Dans le lexique de cette année curieuse, il faudra bien ajouter confinement et son contraire dans la liste des mots les plus fréquents - et stressants .

J'adore d'ailleurs l'euphémisme : enfermement était trop fort ; réclusion pire encore ; retrait aurait eu connotation trop conventuelle ! va pour confinement.

Moment à propos crucial que celui-ci : ce déconfinement commencé représente à la fois le terme d'une longue période et, à ce titre, le point d'espoir qui avait fait tout supporter et la cristallisation de toutes les craintes : et si l'épidémie rebondissait ?
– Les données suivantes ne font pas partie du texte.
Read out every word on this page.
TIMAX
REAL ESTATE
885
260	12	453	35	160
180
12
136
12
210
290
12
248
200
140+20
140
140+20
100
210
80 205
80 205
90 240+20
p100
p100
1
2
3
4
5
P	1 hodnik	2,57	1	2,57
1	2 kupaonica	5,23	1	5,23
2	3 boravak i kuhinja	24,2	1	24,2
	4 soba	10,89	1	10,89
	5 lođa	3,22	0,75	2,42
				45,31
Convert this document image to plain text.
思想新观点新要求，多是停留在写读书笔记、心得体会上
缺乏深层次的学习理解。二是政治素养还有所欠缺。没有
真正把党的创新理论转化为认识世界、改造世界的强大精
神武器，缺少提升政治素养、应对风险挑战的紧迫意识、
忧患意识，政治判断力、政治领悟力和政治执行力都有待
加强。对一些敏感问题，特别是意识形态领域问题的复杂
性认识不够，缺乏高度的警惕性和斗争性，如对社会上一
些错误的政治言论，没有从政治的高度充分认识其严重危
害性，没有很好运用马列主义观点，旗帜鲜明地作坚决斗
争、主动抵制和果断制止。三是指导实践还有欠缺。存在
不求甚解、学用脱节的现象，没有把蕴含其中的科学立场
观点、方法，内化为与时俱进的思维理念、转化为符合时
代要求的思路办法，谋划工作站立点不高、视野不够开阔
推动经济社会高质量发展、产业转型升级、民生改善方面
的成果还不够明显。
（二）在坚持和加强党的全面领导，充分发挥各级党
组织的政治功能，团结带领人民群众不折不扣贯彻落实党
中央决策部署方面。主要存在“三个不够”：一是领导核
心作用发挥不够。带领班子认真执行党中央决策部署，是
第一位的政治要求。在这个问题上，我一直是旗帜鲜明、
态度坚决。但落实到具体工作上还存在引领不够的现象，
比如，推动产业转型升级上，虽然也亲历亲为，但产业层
Cette ambivalence m'intéresse. Elle ressemble tellement à cette ligne verticale qu'il suffit de si peu de renverser qui sépare de haut en bas la lumière de l'ombre ; le bien du mal ; l'espoir du tragique ; le puissant du faible ; le héros du salaud ; l'ange du diable ; le traducteur du traître ! Non que ces deux extrêmes s'équivaillent mais qu'il suffise de si peu que de l'un on bascule vers l'autre. Paraclet et Diable sont juchés sur le même canal ; Alexandre et Diogène sont obnubilés par la même obsession de grandeur ; c'est de l'ombre que Thalès perçoit la lumière et comme l'eût écrit Girard, à la fin, les deux adversaires, de concourir ainsi au même challenge mimétique, finissent en jumeaux démoniaques.

Nul ne peut anticiper de quel côté l'histoire tombera … Nietzsche finirait par dire que cela importerait peu puisque tout revient à la fin au même.
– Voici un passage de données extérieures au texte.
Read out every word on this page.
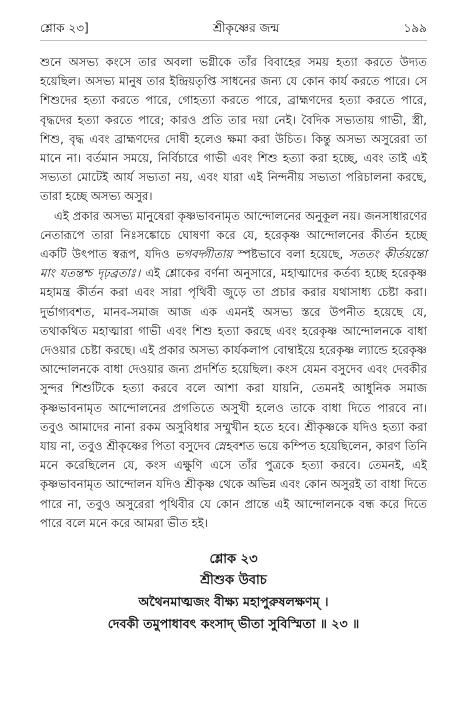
শ্লোক ২৩]	শ্রীকৃষ্ণের জন্ম	১৯৯

শুনে অসভ্য কংসে তার অবলা ভগ্নীকে তাঁর বিবাহের সময় হত্যা করতে উদ্যত হয়েছিল। অসভ্য মানুষ তার ইন্দ্রিয়তৃপ্তি সাধনের জন্য যে কোন কার্য করতে পারে। সে শিশুদের হত্যা করতে পারে, গোহত্যা করতে পারে, ব্রাহ্মণদের হত্যা করতে পারে, বৃদ্ধদের হত্যা করতে পারে; কারও প্রতি তার দয়া নেই। বৈদিক সভ্যতায় গাভী, স্ত্রী, শিশু, বৃদ্ধ এবং ব্রাহ্মণদের দোষী হলেও ক্ষমা করা উচিত। কিন্তু অসভ্য অসুরেরা তা মানে না। বর্তমান সময়ে, নির্বিচারে গাভী এবং শিশু হত্যা করা হচ্ছে, এবং তাই এই সভ্যতা মোটেই আর্য সভ্যতা নয়, এবং যারা এই নিন্দনীয় সভ্যতা পরিচালনা করছে, তারা হচ্ছে অসভ্য অসুর।

এই প্রকার অসভ্য মানুষেরা কৃষ্ণভাবনামৃত আন্দোলনের অনুকূল নয়। জনসাধারণের নেতারূপে তারা নিঃসঙ্কোচে ঘোষণা করে যে, হরেকৃষ্ণ আন্দোলনের কীর্তন হচ্ছে একটি উৎপাত স্বরূপ, যদিও ভগবদ্গীতায় স্পষ্টভাবে বলা হয়েছে, সততং কীর্তয়ন্তো মাং যতন্তশ্চ দৃঢ়ব্রতাঃ। এই শ্লোকের বর্ণনা অনুসারে, মহাত্মাদের কর্তব্য হচ্ছে হরেকৃষ্ণ মহামন্ত্র কীর্তন করা এবং সারা পৃথিবী জুড়ে তা প্রচার করার যথাসাধ্য চেষ্টা করা। দুর্ভাগ্যবশত, মানব-সমাজ আজ এক এমনই অসভ্য স্তরে উপনীত হয়েছে যে, তথাকথিত মহাত্মারা গাভী এবং শিশু হত্যা করছে এবং হরেকৃষ্ণ আন্দোলনকে বাধা দেওয়ার চেষ্টা করছে। এই প্রকার অসভ্য কার্যকলাপ বোম্বাইয়ে হরেকৃষ্ণ ল্যান্ডে হরেকৃষ্ণ আন্দোলনকে বাধা দেওয়ার জন্য প্রদর্শিত হয়েছিল। কংস যেমন বসুদেব এবং দেবকীর সুন্দর শিশুটিকে হত্যা করবে বলে আশা করা যায়নি, তেমনই আধুনিক সমাজ কৃষ্ণভাবনামৃত আন্দোলনের প্রগতিতে অসুখী হলেও তাকে বাধা দিতে পারবে না। তবুও আমাদের নানা রকম অসুবিধার সম্মুখীন হতে হবে। শ্রীকৃষ্ণকে যদিও হত্যা করা যায় না, তবুও শ্রীকৃষ্ণের পিতা বসুদেব স্নেহবশত ভয়ে কম্পিত হয়েছিলেন, কারণ তিনি মনে করেছিলেন যে, কংস এক্ষুণি এসে তাঁর পুত্রকে হত্যা করবে। তেমনই, এই কৃষ্ণভাবনামৃত আন্দোলন যদিও শ্রীকৃষ্ণ থেকে অভিন্ন এবং কোন অসুরই তা বাধা দিতে পারে না, তবুও অসুরেরা পৃথিবীর যে কোন প্রান্তে এই আন্দোলনকে বন্ধ করে দিতে পারে বলে মনে করে আমরা ভীত হই।

শ্লোক ২৩
শ্রীশুক উবাচ
অথৈনমাত্মজং বীক্ষ্য মহাপুরুষলক্ষণম্ ।
দেবকী তমুপাধাবৎ কংসাদ্ ভীতা সুবিস্মিতা ॥ ২৩ ॥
Savourons cet instant : il ressemble à ces apex si rares dans l'histoire rassemblant tous les compossibles. Il est de courts miracles où tout semble à portée de main : comment ne pas songer à ce printemps 1789 ? ni la Terreur ni le 18 Brumaire n'étaient inéluctables. Ils eurent néanmoins eu lieu. Ou octobre 17 …

Demain, après-demain, tôt ou tard, la retombée sordide dans l'ordinaire, dans le brouhaha quotidien, dans l'affairement ordinaire. Finis ces grands moments de réflexions et de remises en doute. Business as usual dit le dicton ! oui quelque chose comme cela.

Si ambivalence a un sens c'est bien celui-ci : ces moments rares où l'on se tient sur la ligne de partage, à la fois dedans et dehors … avec ce curieux sentiment de puissance qui s'étiolera bien vite.

Et si l'image, cette icône supposée si pauvre et fallacieuse, et si ce sens tant décrié offrait précisément l'absolue richesse de cette combinatoire ; ce recueil de tous les compossibles ?

A la fin de sa Monadologie, Leibniz décrit un Sextus Tarquin se plaignant de sa destinée. Celui-là même qui achève le récit légendaire de Tite Live est emmené comme en apothéose vers les origines, au sommet de la pyramide. Là, à l'apex est le règne du réel. En dessous, disposés comme les appartements en étages, superposés par strates successives, l'infinité des possibles. Le dieu leibnizien, qui est calculateur, a créé le meilleur des mondes possibles, entendons a calculé la meilleure des combinatoires possibles. Il a ainsi éliminé une infinité de mondes plus bruyants, plus désordonnés, plus chaotiques encore. Ce qui est, est ainsi fait de ce qui n'est pas ; est l'intégrale de tous les compossibles. Descendons d'un cran ; regardons autrement, d'un point de vue légèrement décalé … le réel conquiert sa profondeur, son épaisseur ; sa noirceur comme ses mystères.

L'image est peut-être ce cartouche qui enferme et célèbre tous les compossibles comme autrefois en Egypte il portait noms et attributs des souverains ou des divinités !

Il faut avoir le courage de regarder !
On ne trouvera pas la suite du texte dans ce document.